El arco narrativo se orienta hacia la descomposición de las dinámicas familiares, especialmente con el final de la primera parte que retrata el momento de la renuncia a la competencia primando la deconstrucción del ideal más que la victoria. ¿Es una manera de reescribir el mito del héroe deportivo?

Me gusta cómo formulas esta idea de renuncia a la natación, como una instancia en la que prima “la deconstrucción del ideal más que la victoria”. Así, en efecto, lo quise representar: se renuncia ante el fracaso. La propia renuncia constituye la aceptación de una derrota y la caída de la fantasía épica. Pero, ¿no comporta eso también una sabiduría? ¿No es saludable reconocer los límites del deseo y del cuerpo? ¿No es valioso analizar con sinceridad la cuantía real de nuestra voluntad? En este sentido, hay una duplicidad en ese acto de renuncia: es pérdida y ganancia al mismo tiempo.

Por otro lado, creo que el mito del héroe deportivo está caracterizado por el perfecto equilibrio entre el esfuerzo y el logro. Si el logro no retribuye el esfuerzo invertido: fracaso. Si el esfuerzo es poco para el logro alcanzado: suerte, azar (otro tipo de fracaso). ¿Cuánto pesa el esfuerzo?, podría haberse preguntado un atleta griego tras la competencia, al hacer la remoción ritual del sudor y el polvo pegado a su piel, una piel untada previamente con aceite como mecanismo para objetivar su esfuerzo. Pero en la novela no hay heroísmos, pues las exigencias al cuerpo son siempre mayores que las retribuciones. Más bien prima un gesto transversalmente abusivo, aunque enmascarado, normalizado, familiarizado. Los registros de esas zonas intermedias, porosas, son las que me han interesado explorar.

El agua en tu libro más que un entorno deportivo, es un símbolo de cómo se pueden sumergir los verdaderos sentimientos en detrimento de otros. Una vía de escape que aísla los sentidos y favorece la introspección. ¿Cómo fue abordar la materialidad del agua, entre lo vital y lo destructivo?

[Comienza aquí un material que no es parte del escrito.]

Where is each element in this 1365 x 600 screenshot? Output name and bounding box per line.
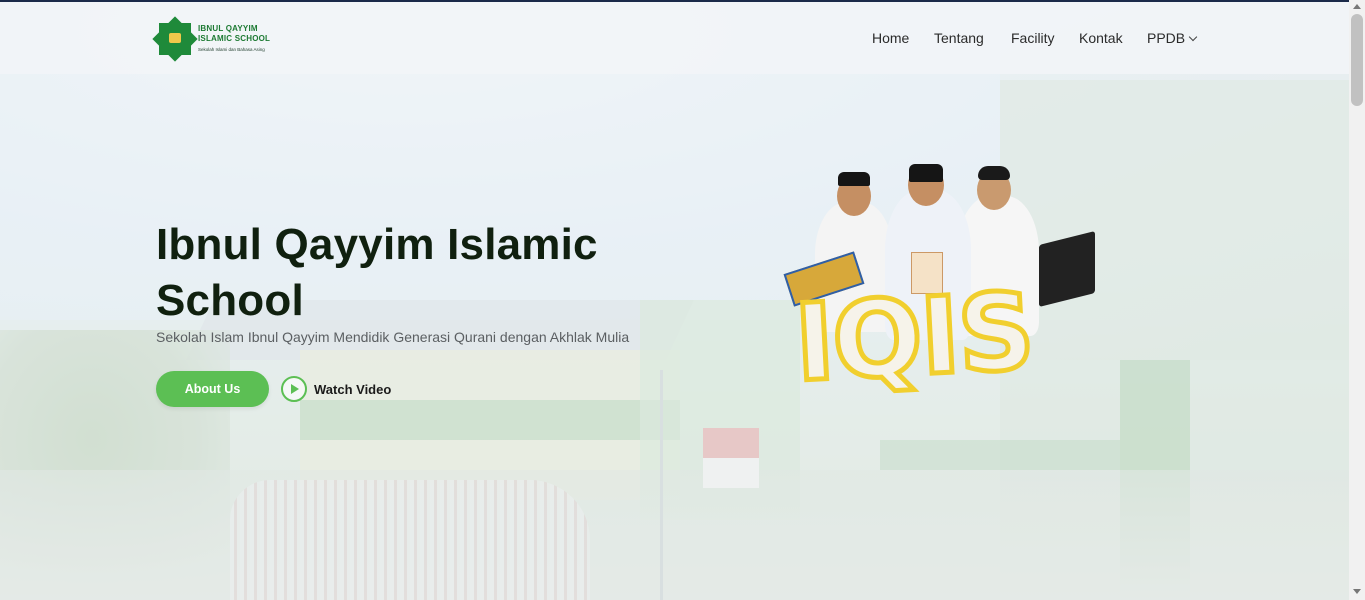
iqis-badge: IQIS [789,267,1037,407]
scroll-down-icon[interactable] [1353,589,1361,594]
hero-subtitle: Sekolah Islam Ibnul Qayyim Mendidik Gene… [156,329,630,345]
navbar: IBNUL QAYYIM ISLAMIC SCHOOL Sekolah Isla… [0,2,1349,74]
site-logo[interactable]: IBNUL QAYYIM ISLAMIC SCHOOL Sekolah Isla… [152,16,276,62]
logo-text: IBNUL QAYYIM ISLAMIC SCHOOL Sekolah Isla… [198,24,270,55]
peci-cap-icon [838,172,870,186]
watch-video-button[interactable]: Watch Video [281,376,391,402]
scroll-up-icon[interactable] [1353,4,1361,9]
logo-line1: IBNUL QAYYIM [198,23,258,33]
nav-ppdb-label: PPDB [1147,30,1186,46]
logo-line2: ISLAMIC SCHOOL [198,33,271,43]
chevron-down-icon [1188,32,1198,42]
nav-facility[interactable]: Facility [1011,30,1055,46]
play-icon [281,376,307,402]
nav-kontak[interactable]: Kontak [1079,30,1123,46]
hero-title: Ibnul Qayyim Islamic School [156,220,598,326]
logo-emblem-icon [152,16,198,62]
nav-tentang[interactable]: Tentang [934,30,984,46]
peci-cap-icon [909,164,943,182]
watch-video-label: Watch Video [314,381,392,397]
about-us-button[interactable]: About Us [156,371,269,407]
logo-tagline: Sekolah Islami dan Bahasa Asing [198,46,265,52]
nav-home[interactable]: Home [872,30,909,46]
laptop-icon [1039,231,1095,307]
students-illustration: IQIS [775,160,1105,420]
scrollbar-thumb[interactable] [1351,14,1363,106]
nav-ppdb[interactable]: PPDB [1147,30,1198,46]
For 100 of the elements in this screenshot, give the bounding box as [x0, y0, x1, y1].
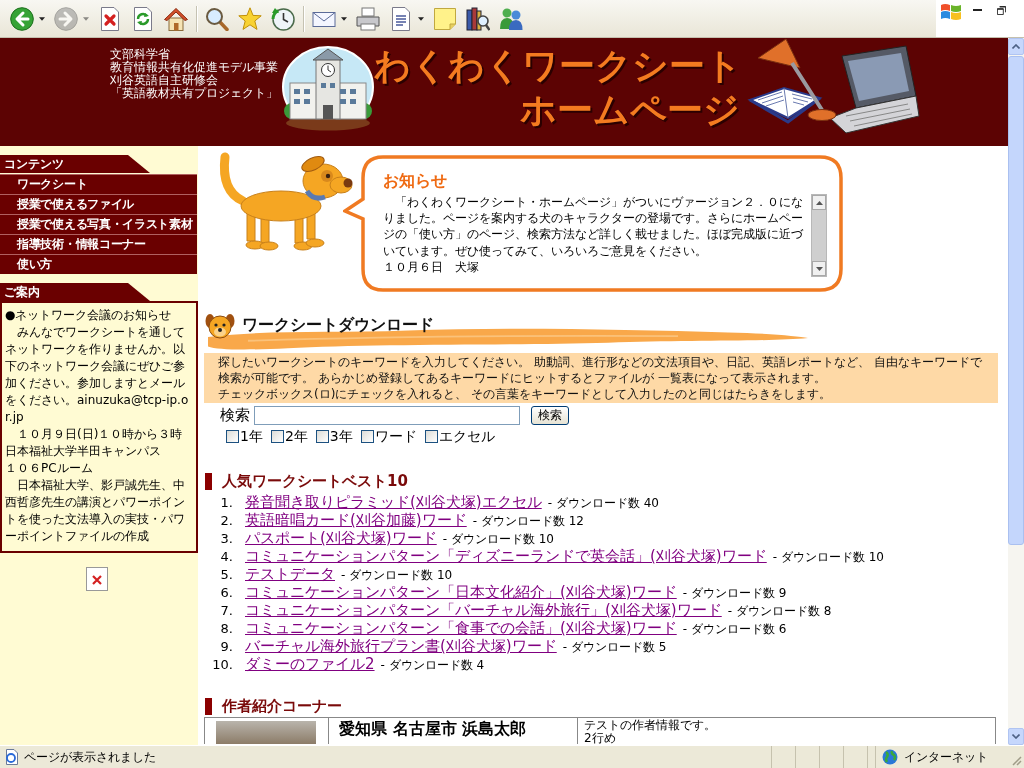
restore-icon: [996, 5, 1006, 15]
status-text: ページが表示されました: [24, 749, 156, 765]
down-arrow-icon: [815, 266, 823, 271]
worksheet-link[interactable]: パスポート(刈谷犬塚)ワード: [245, 529, 437, 547]
checkbox-label: 3年: [329, 428, 353, 445]
search-field[interactable]: [254, 405, 520, 425]
sidebar-heading: コンテンツ: [0, 155, 150, 173]
document-icon: [389, 6, 413, 31]
heading-marker-icon: [205, 473, 212, 490]
scroll-thumb[interactable]: [1008, 56, 1024, 545]
list-number: 3.: [219, 530, 233, 548]
info-paragraph: １０月９日(日)１０時から３時: [16, 426, 184, 443]
scroll-down-button[interactable]: [1008, 728, 1024, 745]
download-count: - ダウンロード数 12: [472, 513, 584, 530]
dog-face-icon: [205, 312, 235, 340]
list-number: 5.: [219, 566, 233, 584]
two-people-icon: [499, 6, 523, 31]
notice-title: お知らせ: [383, 170, 447, 191]
checkbox[interactable]: [424, 430, 438, 443]
house-icon: [164, 6, 188, 31]
download-count: - ダウンロード数 40: [547, 495, 659, 512]
clock-icon: [271, 6, 295, 31]
list-number: 8.: [219, 620, 233, 638]
worksheet-link[interactable]: コミュニケーションパターン「日本文化紹介」(刈谷犬塚)ワード: [245, 583, 677, 601]
up-arrow-icon: [815, 200, 823, 205]
search-label: 検索: [220, 406, 250, 424]
windows-flag-icon: [940, 2, 962, 22]
download-count: - ダウンロード数 4: [380, 657, 485, 674]
list-number: 2.: [219, 512, 233, 530]
sidebar-menu-item[interactable]: 授業で使えるファイル: [0, 194, 197, 214]
download-count: - ダウンロード数 6: [682, 621, 787, 638]
instructions-text: チェックボックス(ロ)にチェックを入れると、 その言葉をキーワードとして入力したのと同じはたらきをします。: [218, 386, 833, 402]
organization-text: 文部科学省 教育情報共有化促進モデル事業 刈谷英語自主研修会 「英語教材共有プロジェクト」: [110, 48, 279, 100]
worksheet-link[interactable]: ダミーのファイル2: [245, 655, 375, 673]
dropdown-caret-icon: [39, 16, 45, 21]
worksheet-link[interactable]: テストデータ: [245, 565, 335, 583]
printer-icon: [356, 6, 380, 31]
checkbox[interactable]: [360, 430, 374, 443]
checkbox-label: 1年: [240, 428, 263, 445]
heading-marker-icon: [205, 698, 212, 715]
worksheet-link[interactable]: 発音聞き取りピラミッド(刈谷犬塚)エクセル: [245, 493, 542, 511]
list-number: 1.: [219, 494, 233, 512]
instructions-text: 探したいワークシートのキーワードを入力してください。 助動詞、進行形などの文法項目や、日記、英語レポートなど、 自由なキーワードで検索が可能です。 あらかじめ登録してあるキーワードにヒットするとファイルが 一覧表になって表示されます。: [218, 354, 983, 386]
info-paragraph: 日本福祉大学半田キャンパス: [5, 443, 162, 460]
download-count: - ダウンロード数 8: [727, 603, 832, 620]
section-heading: ワークシートダウンロード: [242, 315, 434, 335]
section-heading: 作者紹介コーナー: [222, 697, 342, 716]
checkbox[interactable]: [226, 430, 239, 443]
notice-signature: １０月６日 犬塚: [383, 258, 480, 275]
info-paragraph: ●ネットワーク会議のお知らせ: [5, 307, 173, 324]
author-info: テストの作者情報です。 2行め: [583, 718, 717, 744]
checkbox-label: エクセル: [438, 428, 495, 445]
download-count: - ダウンロード数 5: [562, 639, 667, 656]
info-paragraph: 日本福祉大学、影戸誠先生、中西哲彦先生の講演とパワーポイントを使った文法導入の実技・パワーポイントファイルの作成: [5, 477, 186, 545]
list-number: 6.: [219, 584, 233, 602]
refresh-icon: [131, 6, 155, 31]
broken-image-icon: [86, 567, 108, 591]
worksheet-link[interactable]: バーチャル海外旅行プラン書(刈谷犬塚)ワード: [245, 637, 557, 655]
minimize-icon: [972, 8, 982, 12]
sidebar-menu-item[interactable]: 指導技術・情報コーナー: [0, 234, 197, 254]
sticky-note-icon: [433, 6, 457, 31]
sidebar-heading: ご案内: [0, 283, 150, 301]
list-number: 7.: [219, 602, 233, 620]
search-button[interactable]: 検索: [531, 405, 569, 425]
section-heading: 人気ワークシートベスト10: [222, 472, 408, 491]
site-title: わくわくワークシート ホームページ: [374, 44, 740, 132]
page-icon: [4, 749, 20, 765]
worksheet-link[interactable]: 英語暗唱カード(刈谷加藤)ワード: [245, 511, 467, 529]
scroll-down-button[interactable]: [812, 261, 826, 276]
page-cross-icon: [98, 6, 122, 31]
sidebar-menu-item[interactable]: 授業で使える写真・イラスト素材: [0, 214, 197, 234]
worksheet-link[interactable]: コミュニケーションパターン「ディズニーランドで英会話」(刈谷犬塚)ワード: [245, 547, 767, 565]
download-count: - ダウンロード数 10: [442, 531, 554, 548]
dropdown-caret-icon: [83, 16, 89, 21]
search-icon: [205, 6, 229, 31]
scroll-up-button[interactable]: [812, 195, 826, 210]
sidebar-menu-item[interactable]: ワークシート: [0, 174, 197, 194]
list-number: 9.: [219, 638, 233, 656]
checkbox-label: 2年: [284, 428, 308, 445]
page-scrollbar[interactable]: [1008, 38, 1024, 745]
download-count: - ダウンロード数 10: [341, 567, 453, 584]
checkbox[interactable]: [270, 430, 284, 443]
scrollbar[interactable]: [811, 194, 827, 277]
dropdown-caret-icon: [418, 16, 424, 21]
list-number: 4.: [219, 548, 233, 566]
books-magnifier-icon: [466, 6, 490, 31]
resize-grip-icon: [1010, 754, 1022, 766]
list-number: 10.: [211, 656, 233, 674]
zone-text: インターネット: [904, 749, 988, 765]
checkbox-label: ワード: [374, 428, 417, 445]
worksheet-link[interactable]: コミュニケーションパターン「バーチャル海外旅行」(刈谷犬塚)ワード: [245, 601, 722, 619]
scroll-up-button[interactable]: [1008, 38, 1024, 55]
checkbox[interactable]: [315, 430, 329, 443]
info-paragraph: みんなでワークシートを通してネットワークを作りませんか。以下のネットワーク会議にぜひご参加ください。参加しますとメールをください。ainuzuka@tcp-ip.or.jp: [5, 324, 190, 426]
dropdown-caret-icon: [341, 16, 347, 21]
notice-text: 「わくわくワークシート・ホームページ」がついにヴァージョン２．０になりました。ページを案内する犬のキャラクターの登場です。さらにホームページの「使い方」のページ、検索方法など詳しく載せました。ほぼ完成版に近づいています。ぜひ使ってみて、いろいろご意見をください。: [383, 194, 804, 259]
sidebar-menu-item[interactable]: 使い方: [0, 254, 197, 274]
download-count: - ダウンロード数 10: [772, 549, 884, 566]
globe-icon: [882, 749, 898, 765]
worksheet-link[interactable]: コミュニケーションパターン「食事での会話」(刈谷犬塚)ワード: [245, 619, 677, 637]
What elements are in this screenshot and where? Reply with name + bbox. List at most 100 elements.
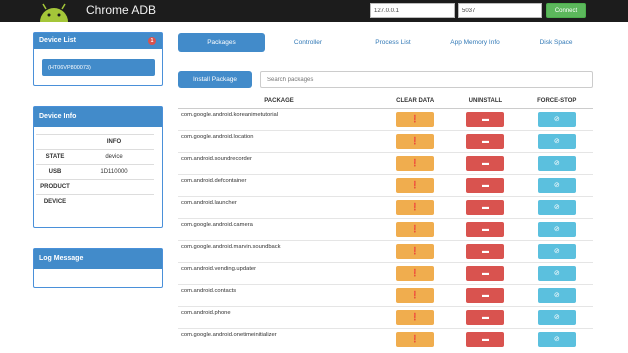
tab-packages[interactable]: Packages — [178, 33, 265, 52]
clear-data-button[interactable]: ❗ — [396, 287, 435, 303]
trash-icon: ▬ — [481, 115, 489, 123]
tab-process-list[interactable]: Process List — [362, 33, 424, 52]
package-name: com.android.vending.updater — [178, 261, 380, 284]
table-row: com.google.android.marvin.soundback ❗ ▬ ⊘ — [178, 239, 593, 262]
uninstall-button[interactable]: ▬ — [466, 199, 505, 215]
clear-data-button[interactable]: ❗ — [396, 155, 435, 171]
force-stop-button[interactable]: ⊘ — [537, 199, 576, 215]
col-uninstall: UNINSTALL — [450, 94, 521, 109]
trash-icon: ▬ — [481, 203, 489, 211]
info-row: DEVICE — [36, 194, 154, 210]
port-input[interactable] — [458, 3, 542, 18]
trash-icon: ▬ — [481, 269, 489, 277]
uninstall-button[interactable]: ▬ — [466, 331, 505, 347]
clear-data-button[interactable]: ❗ — [396, 309, 435, 325]
uninstall-button[interactable]: ▬ — [466, 221, 505, 237]
top-bar: Chrome ADB Connect — [0, 0, 628, 22]
force-stop-button[interactable]: ⊘ — [537, 133, 576, 149]
uninstall-button[interactable]: ▬ — [466, 287, 505, 303]
uninstall-button[interactable]: ▬ — [466, 243, 505, 259]
uninstall-button[interactable]: ▬ — [466, 133, 505, 149]
broom-icon: ❗ — [410, 313, 420, 321]
ban-icon: ⊘ — [553, 137, 560, 145]
uninstall-button[interactable]: ▬ — [466, 155, 505, 171]
package-name: com.google.android.koreanimetutorial — [178, 107, 380, 130]
clear-data-button[interactable]: ❗ — [396, 111, 435, 127]
trash-icon: ▬ — [481, 159, 489, 167]
clear-data-button[interactable]: ❗ — [396, 133, 435, 149]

El agua es un símbolo potentísimo en todas las épocas y culturas. Polivalente al máximo y, como tal, contradictorio. Al igual que el “cuerpo”, quise llevar a la novela varios de sus significados y valores. En un sentido positivo, siempre en el plano simbólico, el agua era, para la pequeña nadadora, la posibilidad de ser acunada en un gran útero, protegida de situaciones que experimentaba como amenazantes en el exterior, en una cotidianeidad rodeada de adultos. El agua era la posibilidad de purificar el malestar, de limpiarse lo sucio; de sentirse fuerte y poderosa gracias a sus habilidades natatorias; de profundizar en su inconsciente e imaginar otras vidas posibles. El agua es el lugar de la orientación y la supervivencia. Pero, en su sentido negativo, el agua también se experimenta en la novela como agua turbia o estancada, por donde desaguan las violencias normalizadas dentro del hogar; es un remolino que avasalla la inocencia; una turbulencia que arrastra contra la voluntad; una fuerza destructiva que invade como una marea alta o una inundación. El agua es todo eso al mismo tiempo: pulsión de vida, crecimiento, fluidez hacia la autonomía adulta; y pulsión de muerte, sometimiento, falta de oxígeno vital, hundimiento en el dolor.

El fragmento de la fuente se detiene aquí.